The UCLA football program is entering the 2013 season with a lot of uncertainty throughout its depth chart. One of the biggest questions for the Bruins coaches as spring practice kicks into full gear is: Who is going to replace Johnathan Franklin at the running back position?
In 2012, running back was one of the few positions that head coach Jim Mora and his staff had absolute certainty about. Franklin was entering his senior season as a third-year starter with high expectations. He did not disappoint, being crowned the school's all-time leading rusher, but now Franklin is testing the waters of the NFL, and the Bruins have massive shoes to fill.
Fortunately for Mora, his core of running backs is full of talented players. The Bruins have five backs with a chance at the starting job. Paul Perkins and Steven Manfro are exciting young runners with plenty of room to grow, while Malcolm Jones is back in Westwood after deciding not to transfer from the program.
Realistically, however, the battle for the starting job will come down to the two most experienced backs in the program: Jordan James and Damien Thigpen.
James and Thigpen are equally worthy candidates for UCLA's starting running back job. Both are very skilled players with plenty of in-game experience. James has 81 career rushes for 302 yards, while Thigpen has carried the ball 77 times for 384 yards. They are also similarly sized, scat-style backs; James is 5'9", 193 pounds, and Thigpen is 5'8", 180 pounds. So, with little on paper to separate the two, who should get the nod from the coaching staff?
The answer is Damien Thigpen.
Before tearing his ACL in Week 12 of last season, Thigpen was one of the most effective weapons for the Bruins offense. Thigpen was third on the team in rushing, averaging 26.2 yards per game despite missing the final three games of the season. He was very adept at catching the ball out of the backfield, making 18 catches for 211 yards and two touchdowns, and was also the team's leading kick returner, averaging 26.9 yards a return.
Stats aside, Thigpen displays many of the attributes of a starting running back. Thigpen is a strong north-south runner with extremely fast feet. He hits the line with decisiveness and displays great vision, identifying holes as they are just opening up. If you want to take a look at what I'm talking about, watch this video of Thigpen carrying the ball.
This decisiveness and vision is where Thigpen has the clear advantage over James.
James has all the talent in the world and immediately passes the eye test for what a college running back should look like. He is very solidly built, has elite speed and displays a shifty elusiveness that would make any running backs coach salivate.

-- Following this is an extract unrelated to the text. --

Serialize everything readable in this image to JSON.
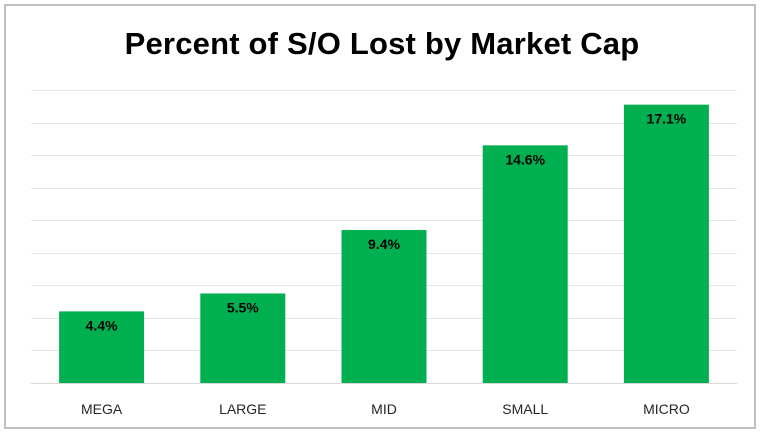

However, when watching James, it seems that he spends far too much time running east-west and often misses open holes. In 60 attempts in 2012, James averaged 3.5 yards per carry and had 17 runs that went for a loss or no gain. Thigpen, on the other hand, averaged 5.2 yards per carry on 51 attempts and only had nine runs that went for negative or no yards.
If James can learn to find the holes and hit them with speed, he may develop into one of the top running backs in the country. Until then, Thigpen should get the nod as the more experienced, decisive runner.
According to Jack Wang of Inside UCLA, James is entering the spring at the top spot on the depth chart and Thigpen will not participate in the camp as he recoveries from knee surgery. When Thigpen returns for summer practice, the starting job should immediately be back in question.
If Mora and his coaching staff want to get the most out of their running back position in 2013, they should tab Thigpen as their man.